[zadwang]

Fourier basis is unique in that the complex exponential basis functions are the eigen vectors of the linear time invariant (LTI) systems. No other transform has this property. Many real world systems (circuits, communication channels, antennas, etc) are LTI. This property make sure for example, signals transmitted over different frequencies do not interfere. That is why Fourier transform is so useful and used instead of other transforms. There is also the connection with quantum physics, in using Fourier pair as wave functions of position and momentum, which other transforms don’t have.

[nestes]

I'm surprised you're one of the only commenters to bring this up. I have an electrical engineering background -- for analysis, lots of systems are assumed to be either linear or very weakly nonlinear, and a lot of our signals are roughly periodic. Fourier transforms are a no-brainer.

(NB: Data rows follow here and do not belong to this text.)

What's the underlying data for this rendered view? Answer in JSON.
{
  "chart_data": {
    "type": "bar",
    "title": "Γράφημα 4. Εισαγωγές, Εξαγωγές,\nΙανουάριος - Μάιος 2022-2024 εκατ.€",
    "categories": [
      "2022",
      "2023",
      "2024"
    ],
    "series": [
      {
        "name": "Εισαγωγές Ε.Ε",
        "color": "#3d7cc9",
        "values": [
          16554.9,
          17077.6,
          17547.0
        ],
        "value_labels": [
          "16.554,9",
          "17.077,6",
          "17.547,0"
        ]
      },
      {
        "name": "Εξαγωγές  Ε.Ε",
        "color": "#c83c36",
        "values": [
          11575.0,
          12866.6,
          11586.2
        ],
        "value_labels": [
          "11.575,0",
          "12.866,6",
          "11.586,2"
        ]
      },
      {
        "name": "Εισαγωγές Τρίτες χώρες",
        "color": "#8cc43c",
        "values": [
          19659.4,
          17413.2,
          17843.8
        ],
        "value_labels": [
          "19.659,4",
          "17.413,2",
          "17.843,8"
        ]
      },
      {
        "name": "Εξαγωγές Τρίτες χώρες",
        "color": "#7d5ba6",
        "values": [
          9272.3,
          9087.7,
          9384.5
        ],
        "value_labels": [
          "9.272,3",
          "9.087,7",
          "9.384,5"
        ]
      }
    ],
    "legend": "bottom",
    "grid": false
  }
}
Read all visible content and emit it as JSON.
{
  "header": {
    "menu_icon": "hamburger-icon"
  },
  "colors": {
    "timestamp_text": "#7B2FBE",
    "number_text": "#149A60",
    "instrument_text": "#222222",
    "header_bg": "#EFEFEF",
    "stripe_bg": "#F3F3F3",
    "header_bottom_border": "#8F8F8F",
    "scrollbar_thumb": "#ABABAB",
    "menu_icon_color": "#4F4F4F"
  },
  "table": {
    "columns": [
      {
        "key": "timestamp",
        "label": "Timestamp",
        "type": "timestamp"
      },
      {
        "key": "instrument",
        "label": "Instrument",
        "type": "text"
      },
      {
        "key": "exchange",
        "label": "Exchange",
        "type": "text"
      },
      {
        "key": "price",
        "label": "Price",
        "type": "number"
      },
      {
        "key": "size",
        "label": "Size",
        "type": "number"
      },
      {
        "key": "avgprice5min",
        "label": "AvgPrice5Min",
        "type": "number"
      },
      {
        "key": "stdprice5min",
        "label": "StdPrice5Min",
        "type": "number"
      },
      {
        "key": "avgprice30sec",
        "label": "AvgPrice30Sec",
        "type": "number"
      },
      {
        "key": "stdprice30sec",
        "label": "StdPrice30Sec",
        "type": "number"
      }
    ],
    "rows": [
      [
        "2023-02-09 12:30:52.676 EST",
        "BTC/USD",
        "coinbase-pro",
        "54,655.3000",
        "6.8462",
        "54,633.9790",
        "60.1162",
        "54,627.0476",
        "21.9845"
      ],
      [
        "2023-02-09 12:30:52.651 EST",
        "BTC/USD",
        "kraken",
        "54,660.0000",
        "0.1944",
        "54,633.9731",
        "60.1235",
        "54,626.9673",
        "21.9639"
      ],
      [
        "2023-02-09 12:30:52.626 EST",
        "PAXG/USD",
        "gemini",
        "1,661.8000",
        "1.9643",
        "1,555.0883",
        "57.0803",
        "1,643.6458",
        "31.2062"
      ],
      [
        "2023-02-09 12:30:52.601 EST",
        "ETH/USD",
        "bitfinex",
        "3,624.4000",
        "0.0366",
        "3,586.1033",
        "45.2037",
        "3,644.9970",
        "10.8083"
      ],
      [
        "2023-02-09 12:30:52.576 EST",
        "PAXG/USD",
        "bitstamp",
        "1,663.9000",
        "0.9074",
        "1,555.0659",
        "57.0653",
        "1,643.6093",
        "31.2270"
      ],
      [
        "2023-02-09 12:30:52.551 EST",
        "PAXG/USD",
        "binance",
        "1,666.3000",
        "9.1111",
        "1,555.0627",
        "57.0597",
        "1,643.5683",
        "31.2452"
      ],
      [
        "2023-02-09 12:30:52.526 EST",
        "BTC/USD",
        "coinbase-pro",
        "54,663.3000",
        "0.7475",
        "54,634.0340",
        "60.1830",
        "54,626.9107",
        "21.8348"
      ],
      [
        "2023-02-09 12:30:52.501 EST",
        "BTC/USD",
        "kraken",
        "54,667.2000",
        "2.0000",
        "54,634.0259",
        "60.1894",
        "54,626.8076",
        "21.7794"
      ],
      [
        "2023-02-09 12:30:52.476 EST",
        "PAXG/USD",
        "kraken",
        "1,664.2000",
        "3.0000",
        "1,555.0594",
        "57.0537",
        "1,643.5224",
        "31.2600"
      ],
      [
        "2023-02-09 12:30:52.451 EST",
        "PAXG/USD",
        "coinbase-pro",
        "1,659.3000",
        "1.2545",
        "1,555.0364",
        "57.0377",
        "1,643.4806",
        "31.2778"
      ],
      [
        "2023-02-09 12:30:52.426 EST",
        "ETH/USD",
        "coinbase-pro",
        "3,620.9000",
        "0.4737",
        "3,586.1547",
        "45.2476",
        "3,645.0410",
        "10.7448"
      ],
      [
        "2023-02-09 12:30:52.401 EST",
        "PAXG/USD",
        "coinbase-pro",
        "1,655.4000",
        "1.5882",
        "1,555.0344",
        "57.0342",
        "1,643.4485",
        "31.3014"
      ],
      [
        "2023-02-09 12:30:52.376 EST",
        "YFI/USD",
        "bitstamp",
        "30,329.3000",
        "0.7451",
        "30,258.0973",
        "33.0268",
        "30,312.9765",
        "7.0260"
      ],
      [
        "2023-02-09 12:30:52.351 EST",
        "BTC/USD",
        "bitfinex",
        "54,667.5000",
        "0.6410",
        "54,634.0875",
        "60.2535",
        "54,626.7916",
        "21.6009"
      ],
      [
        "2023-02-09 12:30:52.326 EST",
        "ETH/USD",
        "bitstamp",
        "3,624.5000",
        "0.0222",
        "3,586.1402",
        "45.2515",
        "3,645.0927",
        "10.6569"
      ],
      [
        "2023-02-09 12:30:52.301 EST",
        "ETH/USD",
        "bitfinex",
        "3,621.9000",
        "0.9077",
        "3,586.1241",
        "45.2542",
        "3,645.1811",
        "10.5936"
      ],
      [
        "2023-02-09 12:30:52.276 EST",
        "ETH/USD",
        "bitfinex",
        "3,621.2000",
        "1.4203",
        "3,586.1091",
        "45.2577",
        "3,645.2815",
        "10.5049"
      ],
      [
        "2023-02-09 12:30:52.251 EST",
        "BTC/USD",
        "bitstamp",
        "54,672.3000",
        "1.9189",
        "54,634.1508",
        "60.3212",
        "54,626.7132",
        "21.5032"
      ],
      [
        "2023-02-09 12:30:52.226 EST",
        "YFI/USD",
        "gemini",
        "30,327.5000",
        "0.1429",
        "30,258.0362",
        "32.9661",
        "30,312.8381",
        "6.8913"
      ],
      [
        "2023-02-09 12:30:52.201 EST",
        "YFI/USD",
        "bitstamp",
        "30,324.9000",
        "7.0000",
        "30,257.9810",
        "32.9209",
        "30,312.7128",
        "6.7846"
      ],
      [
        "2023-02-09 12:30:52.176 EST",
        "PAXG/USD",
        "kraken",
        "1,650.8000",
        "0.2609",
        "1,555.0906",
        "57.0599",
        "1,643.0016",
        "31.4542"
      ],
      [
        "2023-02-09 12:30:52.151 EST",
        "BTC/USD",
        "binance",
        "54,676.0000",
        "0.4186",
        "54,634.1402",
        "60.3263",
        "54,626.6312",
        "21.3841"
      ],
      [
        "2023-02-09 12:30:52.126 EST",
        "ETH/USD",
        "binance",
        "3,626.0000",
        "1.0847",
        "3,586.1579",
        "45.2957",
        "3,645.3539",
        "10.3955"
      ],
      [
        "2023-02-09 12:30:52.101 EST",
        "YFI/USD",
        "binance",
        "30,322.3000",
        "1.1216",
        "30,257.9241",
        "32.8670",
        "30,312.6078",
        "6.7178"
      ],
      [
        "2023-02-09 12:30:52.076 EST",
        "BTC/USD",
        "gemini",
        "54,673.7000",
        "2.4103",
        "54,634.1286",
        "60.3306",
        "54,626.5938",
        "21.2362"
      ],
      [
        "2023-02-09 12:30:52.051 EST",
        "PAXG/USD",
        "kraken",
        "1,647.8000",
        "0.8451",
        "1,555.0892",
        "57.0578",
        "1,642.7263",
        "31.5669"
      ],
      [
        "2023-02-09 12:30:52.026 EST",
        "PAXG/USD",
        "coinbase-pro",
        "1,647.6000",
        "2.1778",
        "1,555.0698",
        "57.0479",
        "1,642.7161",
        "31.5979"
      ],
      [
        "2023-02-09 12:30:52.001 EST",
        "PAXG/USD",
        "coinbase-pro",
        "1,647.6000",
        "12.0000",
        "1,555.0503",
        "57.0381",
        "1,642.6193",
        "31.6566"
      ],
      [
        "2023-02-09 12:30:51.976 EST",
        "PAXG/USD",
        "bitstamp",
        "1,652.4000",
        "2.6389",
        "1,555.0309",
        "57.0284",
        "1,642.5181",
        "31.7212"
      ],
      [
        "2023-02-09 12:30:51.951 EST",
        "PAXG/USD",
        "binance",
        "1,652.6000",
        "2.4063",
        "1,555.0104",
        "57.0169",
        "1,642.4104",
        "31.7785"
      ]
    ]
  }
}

Convolution turns into multiplication, differentiation wrt time of the complex exponential turns into multiplication by j*omega. I don't know about you, but I'd rather do multiplication than convolution and time derivatives.

As a corollary, once you accept "we use the Fourier representation because it's convenient for a specific set of common scenarios", the use of any other mathematical transform shouldn't be too surprising (for other problems).

[krackers]

>Fourier basis

Technically it's a specialized case of the laplace basis, right? I was always surprised that lots of courses jump directly from the (bilateral) fourier transform to the unilateral laplace transform without proper analysis of the most general case that is the bilateral laplace transform: https://en.wikipedia.org/wiki/Two-sided_Laplace_transform

[nestes]

That's true, Laplace corresponds to a basis of complex exponentials that can grow or decay in time instead purely imaginary exponentials. We restrict the Ae^[(a+jb)t] domain just to Ae^(jbt) for Fourier.

From an circuit analysis standpoint (your problem may be different), but exponentials that decay over time ("a" is negative) corresponds to loss in a circuit, whereas exponentials that grow over time ("a" positive) correspond to something blowing up (this is really a nonphysical result but generally means a circuit is going to oscillate on its own, without a source driving that response). I mostly do electromagnetics/passive RF types of problems, in which you generally want everything to be low-loss. In that case Fourier is perfect, especially since I typically care most about steady-state behavior.